A veces su madre se acercaba antes de ir a sentarse a su rincón.
-Es la biblioteca ?decía-. Pronunciaba mal esa palabra que oía de la boca de su hijo y que no le decía nada, pero reconocía la cubierta de los libros.
-Sí ?decía Jacques sin levantar la cabeza.
Catherine Cormery se inclinaba por encima de su hombro. Miraba el doble rectángulo bajo la luz, la ordenación regular de las líneas; también ella respiraba el olor y a veces pasaba por la página sus dedos entumecidos y arrugados por el agua del lavado como si tratara de conocer mejor lo que era un libro, de acercarse un poco más a esos signos misteriosos, incomprensibles para ella, pero en los que su hijo encontraba, con tanta frecuencia y durante horas, una vida que le era desconocida y de la que volvía con una mirada que posaba en ella como si fuera una extranjera.
El primer hombre | Albert Camus
Terrible y hermosa a un tiempo esta cita de uno de los grandes de la literatura que revela el poder de atracción de las historias y el deseo de encontrarse con ellas.
En esta novelita de perfil autobiográfico, parva solo en su extensión, Camus puntea muchas cosas, y una de ellas es la pertenencia a los libros, a las palabras, como el territorio más humano.
Por esos extraños vericuetos que provocan los vocablos cuando arman relatos y crean puentes de significación hacia otras historias, esta del joven protagonista camusiano, que abandona su territorio lector con la mirada todavía turbada, me ha cambiado el paso y me lleva hacia la siguiente escena que les resultará familiar.
Se trata de un episodio vivido por muchos padres que al llegar a casa o sin salir de ella, después partirse el lomo trabajando, saturados y próximos al agotamiento, deciden que es el momento para que "la tierra se pare y poder bajarse" aunque sea solo por unos minutos. Entonces, reconfortados tras una revista, el periódico deportivo o el ebook que están leyendo a trompicones, deciden adentrarse en otros espacios que también conforman nuestra realidad.

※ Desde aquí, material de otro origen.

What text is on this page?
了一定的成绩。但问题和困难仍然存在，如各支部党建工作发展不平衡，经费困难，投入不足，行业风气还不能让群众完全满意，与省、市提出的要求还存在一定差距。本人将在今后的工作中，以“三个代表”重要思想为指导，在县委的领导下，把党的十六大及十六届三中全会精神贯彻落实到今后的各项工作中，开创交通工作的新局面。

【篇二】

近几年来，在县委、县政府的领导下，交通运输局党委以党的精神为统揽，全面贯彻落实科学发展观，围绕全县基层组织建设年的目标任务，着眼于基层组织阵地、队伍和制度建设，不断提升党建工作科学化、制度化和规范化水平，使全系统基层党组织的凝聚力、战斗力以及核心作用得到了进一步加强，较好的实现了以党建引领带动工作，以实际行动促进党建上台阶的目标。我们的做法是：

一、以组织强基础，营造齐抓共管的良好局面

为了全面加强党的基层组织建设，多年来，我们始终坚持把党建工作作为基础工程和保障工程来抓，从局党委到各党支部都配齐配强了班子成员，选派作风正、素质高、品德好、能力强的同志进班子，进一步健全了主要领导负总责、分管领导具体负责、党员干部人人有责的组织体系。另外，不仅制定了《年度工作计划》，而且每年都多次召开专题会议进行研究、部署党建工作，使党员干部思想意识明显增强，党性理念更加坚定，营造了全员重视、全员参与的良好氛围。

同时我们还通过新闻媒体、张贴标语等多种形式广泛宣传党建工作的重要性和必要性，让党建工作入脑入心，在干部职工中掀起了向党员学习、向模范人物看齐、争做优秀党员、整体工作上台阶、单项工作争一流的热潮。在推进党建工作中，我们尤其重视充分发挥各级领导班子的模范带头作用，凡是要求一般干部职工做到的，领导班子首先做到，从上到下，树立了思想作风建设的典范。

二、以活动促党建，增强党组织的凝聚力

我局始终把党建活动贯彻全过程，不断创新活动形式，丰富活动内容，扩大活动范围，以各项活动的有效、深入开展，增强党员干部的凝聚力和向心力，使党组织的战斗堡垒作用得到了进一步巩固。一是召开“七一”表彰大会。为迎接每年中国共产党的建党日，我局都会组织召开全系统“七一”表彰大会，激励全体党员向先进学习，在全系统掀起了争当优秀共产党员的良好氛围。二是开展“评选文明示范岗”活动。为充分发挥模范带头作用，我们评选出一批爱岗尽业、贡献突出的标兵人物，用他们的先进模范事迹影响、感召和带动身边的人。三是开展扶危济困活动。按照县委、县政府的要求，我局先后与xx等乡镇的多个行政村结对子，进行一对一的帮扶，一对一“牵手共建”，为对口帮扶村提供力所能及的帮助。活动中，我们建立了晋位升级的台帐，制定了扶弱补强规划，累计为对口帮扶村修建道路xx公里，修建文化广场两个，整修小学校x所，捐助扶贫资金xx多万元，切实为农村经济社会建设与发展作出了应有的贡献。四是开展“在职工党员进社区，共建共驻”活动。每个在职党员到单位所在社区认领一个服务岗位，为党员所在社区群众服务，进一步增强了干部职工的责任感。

En esos instantes de inefable dicha puede ocurrir que nuestro hijo se acerque blandiendo un cuento, se siente a nuestro lado, lo abra y deslice su mirada por él, emulando con cierta torpeza la mecánica que observa en nosotros. Y darse el caso de que al contemplar sus esfuerzos por el rabillo del ojo nos levante una sonrisa al descubrir que está sujetando el libro boca abajo.
¿Qué está pasando?
Nada que no ocurra en otros momentos de la vida diaria: nos imita. Nuestro hijo quiere ingresar en ese territorio en el que su padre o su madre, que no paran ni un minuto en todo el día, están como paralizados frente a esos artilugios que cuentan historias, en un estado de transmutación que contradice la esencia de cualquier progenitor que se precie.
Nuestro pequeño quiere adentrarse en ese nuevo país. Como la madre de Jacques, pretende recorrer esa nueva geografía, desea que le ocurra lo mismo que nos está pasando a nosotros, ambiciona vivir esa transformación. Es la actitud mimética, tan importante en ciertos procesos del aprendizaje, que en esos momentos está haciendo su trabajo.
¿Y eso sería todo?
Sabemos que no es así. Es necesario acompañarles en ese camino, acercarles la voz asentada en los libros, contándoles las historias que ayuden a recorrerlo para descubrir, con el paso de los libros leídos, sus propias historias.
Hay que contarles y cantarles (a los más pequeños), para despertar las ganas de historias que se ponen en marcha cuando se las echamos a los ojos.
A fin de cuentas, no debería sorprendernos tanto que hablemos de la importancia del contar porque es lo que hacemos a diario los unos con los otros. Pero de esto conversaremos con más detalle en otra ocasión.